O líderes do Grupo procuraram a coluna, alegando que 'Bonitinha, mas ordinária' havia sido cancelada, porque "sendo a prefeita Rosinha Garotinho evangélica, a peça poderia ofendê-la". Tal justificativa levou os atores e produtores do espetáculo a causar burburinho no Facebook para fazer a denúncia chegar até a direção do teatro. "Acho digno mostrar também a essas pessoas que não vivemos mais em um regime absolutista e que não se faz política, nem muito menos arte, com a opinião ou aprovação de quem quer que seja. Nem de Deus. Quiçá de uma rosa", argumentou Rodrigo Vahia, um dos integrantes do grupo.

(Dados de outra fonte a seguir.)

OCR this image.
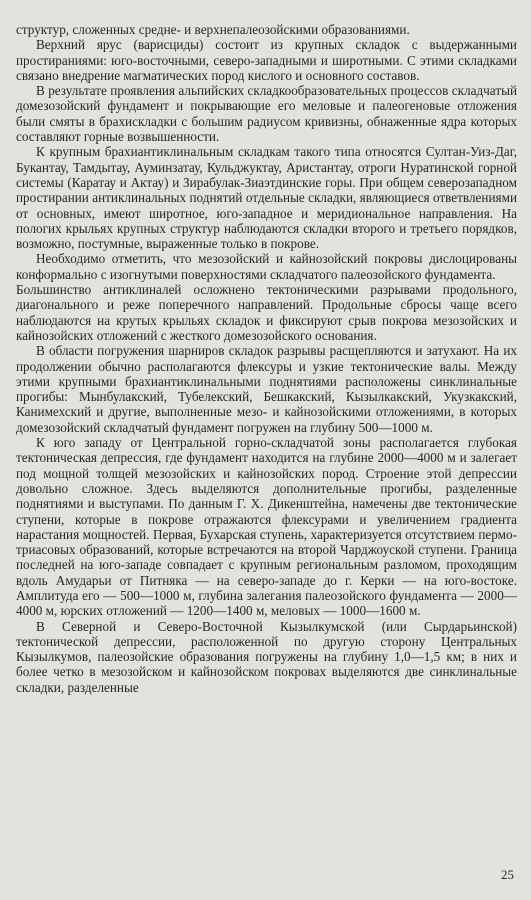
структур, сложенных средне- и верхнепалеозойскими образованиями.

Верхний ярус (варисциды) состоит из крупных складок с выдержанными простираниями: юго-восточными, северо-западными и широтными. С этими складками связано внедрение магматических пород кислого и основного составов.

В результате проявления альпийских складкообразовательных процессов складчатый домезозойский фундамент и покрывающие его меловые и палеогеновые отложения были смяты в брахискладки с большим радиусом кривизны, обнаженные ядра которых составляют горные возвышенности.

К крупным брахиантиклинальным складкам такого типа относятся Султан-Уиз-Даг, Букантау, Тамдытау, Ауминзатау, Кульджуктау, Аристантау, отроги Нуратинской горной системы (Каратау и Актау) и Зирабулак-Зиаэтдинские горы. При общем северозападном простирании антиклинальных поднятий отдельные складки, являющиеся ответвлениями от основных, имеют широтное, юго-западное и меридиональное направления. На пологих крыльях крупных структур наблюдаются складки второго и третьего порядков, возможно, постумные, выраженные только в покрове.

Необходимо отметить, что мезозойский и кайнозойский покровы дислоцированы конформально с изогнутыми поверхностями складчатого палеозойского фундамента.

Большинство антиклиналей осложнено тектоническими разрывами продольного, диагонального и реже поперечного направлений. Продольные сбросы чаще всего наблюдаются на крутых крыльях складок и фиксируют срыв покрова мезозойских и кайнозойских отложений с жесткого домезозойского основания.

В области погружения шарниров складок разрывы расщепляются и затухают. На их продолжении обычно располагаются флексуры и узкие тектонические валы. Между этими крупными брахиантиклинальными поднятиями расположены синклинальные прогибы: Мынбулакский, Тубелекский, Бешкакский, Кызылкакский, Укузкакский, Канимехский и другие, выполненные мезо- и кайнозойскими отложениями, в которых домезозойский складчатый фундамент погружен на глубину 500—1000 м.

К юго западу от Центральной горно-складчатой зоны располагается глубокая тектоническая депрессия, где фундамент находится на глубине 2000—4000 м и залегает под мощной толщей мезозойских и кайнозойских пород. Строение этой депрессии довольно сложное. Здесь выделяются дополнительные прогибы, разделенные поднятиями и выступами. По данным Г. Х. Дикенштейна, намечены две тектонические ступени, которые в покрове отражаются флексурами и увеличением градиента нарастания мощностей. Первая, Бухарская ступень, характеризуется отсутствием пермо-триасовых образований, которые встречаются на второй Чарджоуской ступени. Граница последней на юго-западе совпадает с крупным региональным разломом, проходящим вдоль Амударьи от Питняка — на северо-западе до г. Керки — на юго-востоке. Амплитуда его — 500—1000 м, глубина залегания палеозойского фундамента — 2000—4000 м, юрских отложений — 1200—1400 м, меловых — 1000—1600 м.

В Северной и Северо-Восточной Кызылкумской (или Сырдарьинской) тектонической депрессии, расположенной по другую сторону Центральных Кызылкумов, палеозойские образования погружены на глубину 1,0—1,5 км; в них и более четко в мезозойском и кайнозойском покровах выделяются две синклинальные складки, разделенные

25
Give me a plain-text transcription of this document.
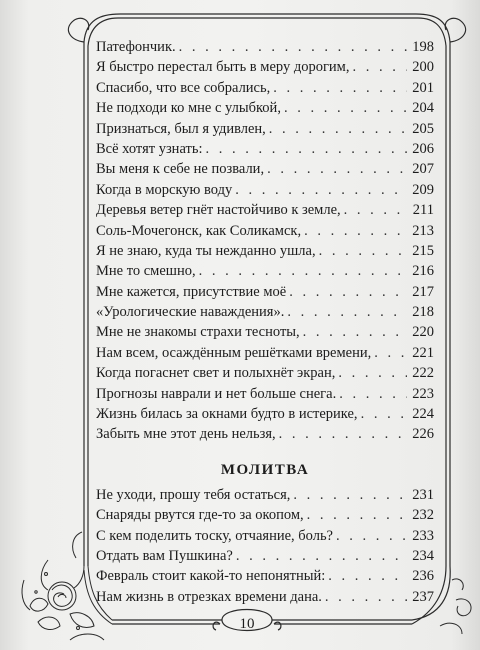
Патефончик. . . .	198
Я быстро перестал быть в меру дорогим, . . .	200
Спасибо, что все собрались, . . .	201
Не подходи ко мне с улыбкой, . . .	204
Признаться, был я удивлен, . . .	205
Всё хотят узнать: . . .	206
Вы меня к себе не позвали, . . .	207
Когда в морскую воду . . .	209
Деревья ветер гнёт настойчиво к земле, . . .	211
Соль-Мочегонск, как Соликамск, . . .	213
Я не знаю, куда ты нежданно ушла, . . .	215
Мне то смешно, . . .	216
Мне кажется, присутствие моё . . .	217
«Урологические наваждения». . . .	218
Мне не знакомы страхи тесноты, . . .	220
Нам всем, осаждённым решётками времени, . . .	221
Когда погаснет свет и полыхнёт экран, . . .	222
Прогнозы наврали и нет больше снега. . . .	223
Жизнь билась за окнами будто в истерике, . . .	224
Забыть мне этот день нельзя, . . .	226
МОЛИТВА
Не уходи, прошу тебя остаться, . . .	231
Снаряды рвутся где-то за окопом, . . .	232
С кем поделить тоску, отчаяние, боль? . . .	233
Отдать вам Пушкина? . . .	234
Февраль стоит какой-то непонятный: . . .	236
Нам жизнь в отрезках времени дана. . . .	237
10
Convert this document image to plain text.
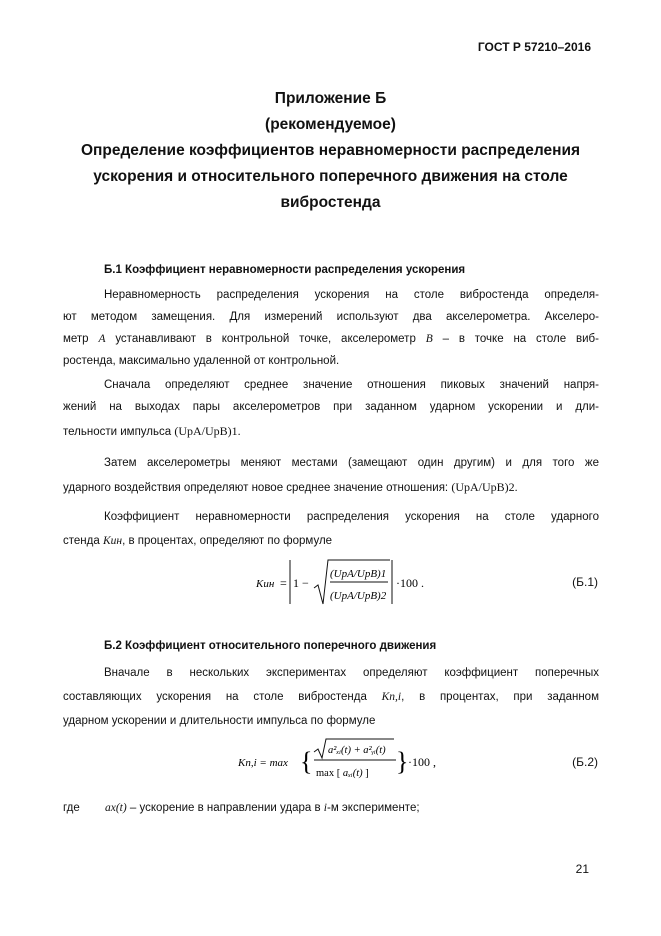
ГОСТ Р 57210–2016
Приложение Б
(рекомендуемое)
Определение коэффициентов неравномерности распределения
ускорения и относительного поперечного движения на столе
вибростенда
Б.1 Коэффициент неравномерности распределения ускорения
Неравномерность распределения ускорения на столе вибростенда определя-
ют методом замещения. Для измерений используют два акселерометра. Акселеро-
метр A устанавливают в контрольной точке, акселерометр B – в точке на столе виб-
ростенда, максимально удаленной от контрольной.
Сначала определяют среднее значение отношения пиковых значений напря-
жений на выходах пары акселерометров при заданном ударном ускорении и дли-
тельности импульса (UpA/UpB)1.
Затем акселерометры меняют местами (замещают один другим) и для того же
ударного воздействия определяют новое среднее значение отношения: (UpA/UpB)2.
Коэффициент неравномерности распределения ускорения на столе ударного
стенда Kин, в процентах, определяют по формуле
Kин = 1 −
(UpA/UpB)1
(UpA/UpB)2
·100 .	(Б.1)
Б.2 Коэффициент относительного поперечного движения
Вначале в нескольких экспериментах определяют коэффициент поперечных
составляющих ускорения на столе вибростенда Kп,i, в процентах, при заданном
ударном ускорении и длительности импульса по формуле
Kп,i = max { a²ₓᵢ(t) + a²ᵧᵢ(t)
max [ aₓᵢ(t) ] } ·100 ,	(Б.2)
где ax(t) – ускорение в направлении удара в i-м эксперименте;
21
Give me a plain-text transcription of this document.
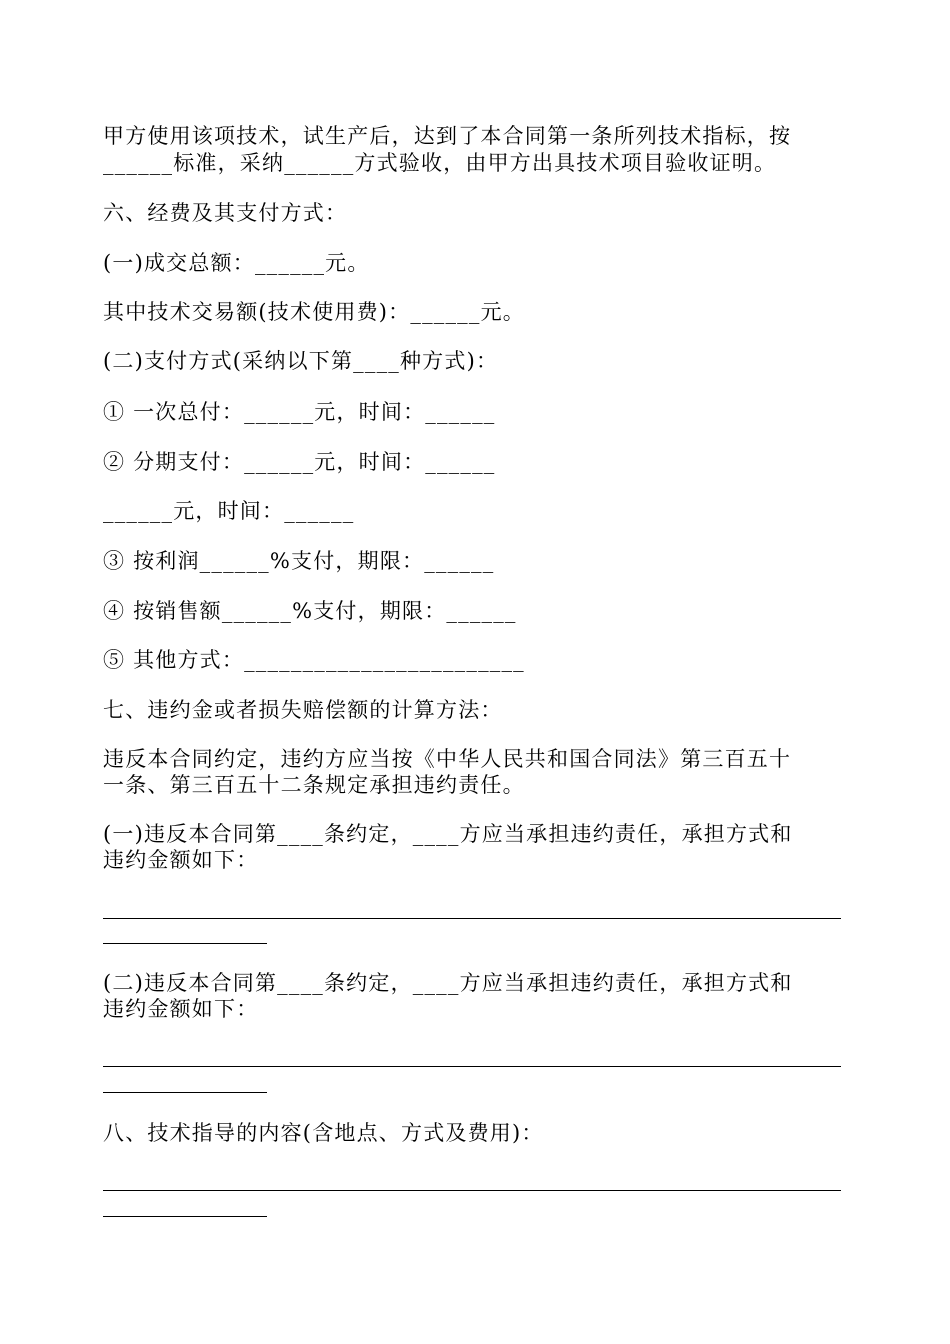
甲方使用该项技术，试生产后，达到了本合同第一条所列技术指标，按

______标准，采纳______方式验收，由甲方出具技术项目验收证明。

六、经费及其支付方式：

(一)成交总额：______元。

其中技术交易额(技术使用费)：______元。

(二)支付方式(采纳以下第____种方式)：

① 一次总付：______元，时间：______

② 分期支付：______元，时间：______

______元，时间：______

③ 按利润______%支付，期限：______

④ 按销售额______%支付，期限：______

⑤ 其他方式：________________________

七、违约金或者损失赔偿额的计算方法：

违反本合同约定，违约方应当按《中华人民共和国合同法》第三百五十

一条、第三百五十二条规定承担违约责任。

(一)违反本合同第____条约定，____方应当承担违约责任，承担方式和

违约金额如下：

(二)违反本合同第____条约定，____方应当承担违约责任，承担方式和

违约金额如下：

八、技术指导的内容(含地点、方式及费用)：
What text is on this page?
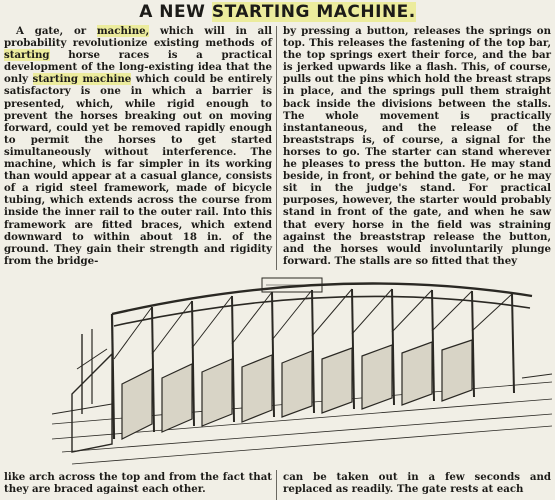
A NEW STARTING MACHINE.

A gate, or machine, which will in all probability revolutionize existing methods of starting horse races is a practical development of the long-existing idea that the only starting machine which could be entirely satisfactory is one in which a barrier is presented, which, while rigid enough to prevent the horses breaking out on moving forward, could yet be removed rapidly enough to permit the horses to get started simultaneously without interference. The machine, which is far simpler in its working than would appear at a casual glance, consists of a rigid steel framework, made of bicycle tubing, which extends across the course from inside the inner rail to the outer rail. Into this framework are fitted braces, which extend downward to within about 18 in. of the ground. They gain their strength and rigidity from the bridge-

by pressing a button, releases the springs on top. This releases the fastening of the top bar, the top springs exert their force, and the bar is jerked upwards like a flash. This, of course, pulls out the pins which hold the breast straps in place, and the springs pull them straight back inside the divisions between the stalls. The whole movement is practically instantaneous, and the release of the breaststraps is, of course, a signal for the horses to go. The starter can stand wherever he pleases to press the button. He may stand beside, in front, or behind the gate, or he may sit in the judge's stand. For practical purposes, however, the starter would probably stand in front of the gate, and when he saw that every horse in the field was straining against the breaststrap release the button, and the horses would involuntarily plunge forward. The stalls are so fitted that they

like arch across the top and from the fact that they are braced against each other.
can be taken out in a few seconds and replaced as readily. The gate rests at each
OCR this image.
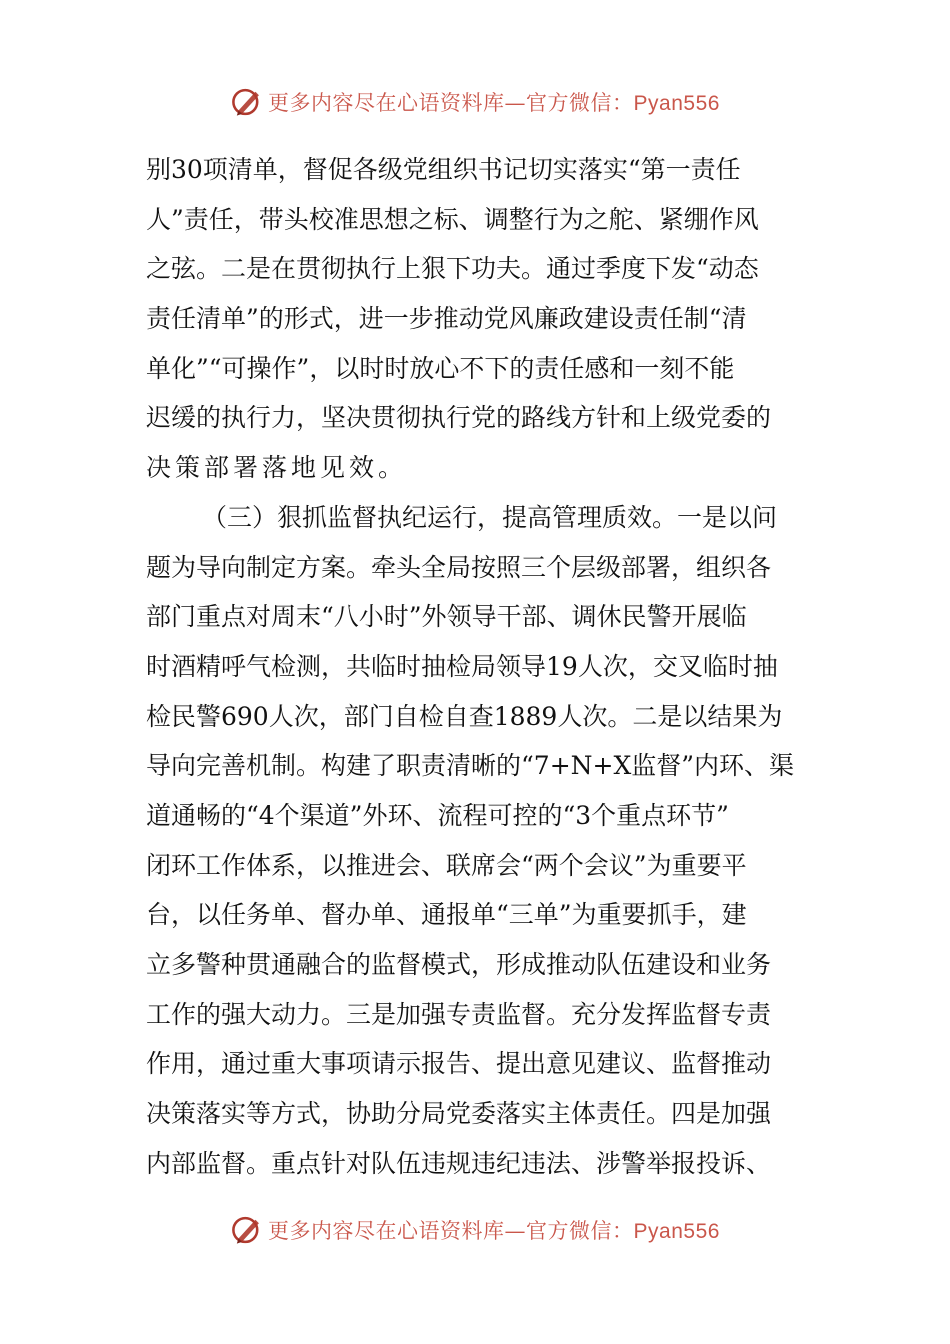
更多内容尽在心语资料库—官方微信：Pyan556
别30项清单，督促各级党组织书记切实落实“第一责任
人”责任，带头校准思想之标、调整行为之舵、紧绷作风
之弦。二是在贯彻执行上狠下功夫。通过季度下发“动态
责任清单”的形式，进一步推动党风廉政建设责任制“清
单化”“可操作”，以时时放心不下的责任感和一刻不能
迟缓的执行力，坚决贯彻执行党的路线方针和上级党委的
决策部署落地见效。
（三）狠抓监督执纪运行，提高管理质效。一是以问
题为导向制定方案。牵头全局按照三个层级部署，组织各
部门重点对周末“八小时”外领导干部、调休民警开展临
时酒精呼气检测，共临时抽检局领导19人次，交叉临时抽
检民警690人次，部门自检自查1889人次。二是以结果为
导向完善机制。构建了职责清晰的“7+N+X监督”内环、渠
道通畅的“4个渠道”外环、流程可控的“3个重点环节”
闭环工作体系，以推进会、联席会“两个会议”为重要平
台，以任务单、督办单、通报单“三单”为重要抓手，建
立多警种贯通融合的监督模式，形成推动队伍建设和业务
工作的强大动力。三是加强专责监督。充分发挥监督专责
作用，通过重大事项请示报告、提出意见建议、监督推动
决策落实等方式，协助分局党委落实主体责任。四是加强
内部监督。重点针对队伍违规违纪违法、涉警举报投诉、
更多内容尽在心语资料库—官方微信：Pyan556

Procurada pela coluna, a assessoria da Fundação Cultural Jornalista Oswaldo Lima, em Campos, entrou em contato com João Vicente Alvarenga, Superintendente do Teatro Municipal Trianon, e nos enviou uma nota de esclarecimento sobre a polêmica, que você confere abaixo na íntegra:

"Cumpre-nos informar que não há nenhuma verdade nas alegações do grupo teatral 8 de Paus. O fato é que, em reunião de rotina com diretores e a presidente da Fundação Cultural Jornalista Oswaldo Lima, observei que a peça 'Bonitinha, mas ordinária' apresentava inconsistência na documentação apresentada, sugerindo sua análise posterior para aproveitamento no cronograma do Departamento de Literatura da Fundação Cultural, na medida em que não havia compromisso consolidado em contrato.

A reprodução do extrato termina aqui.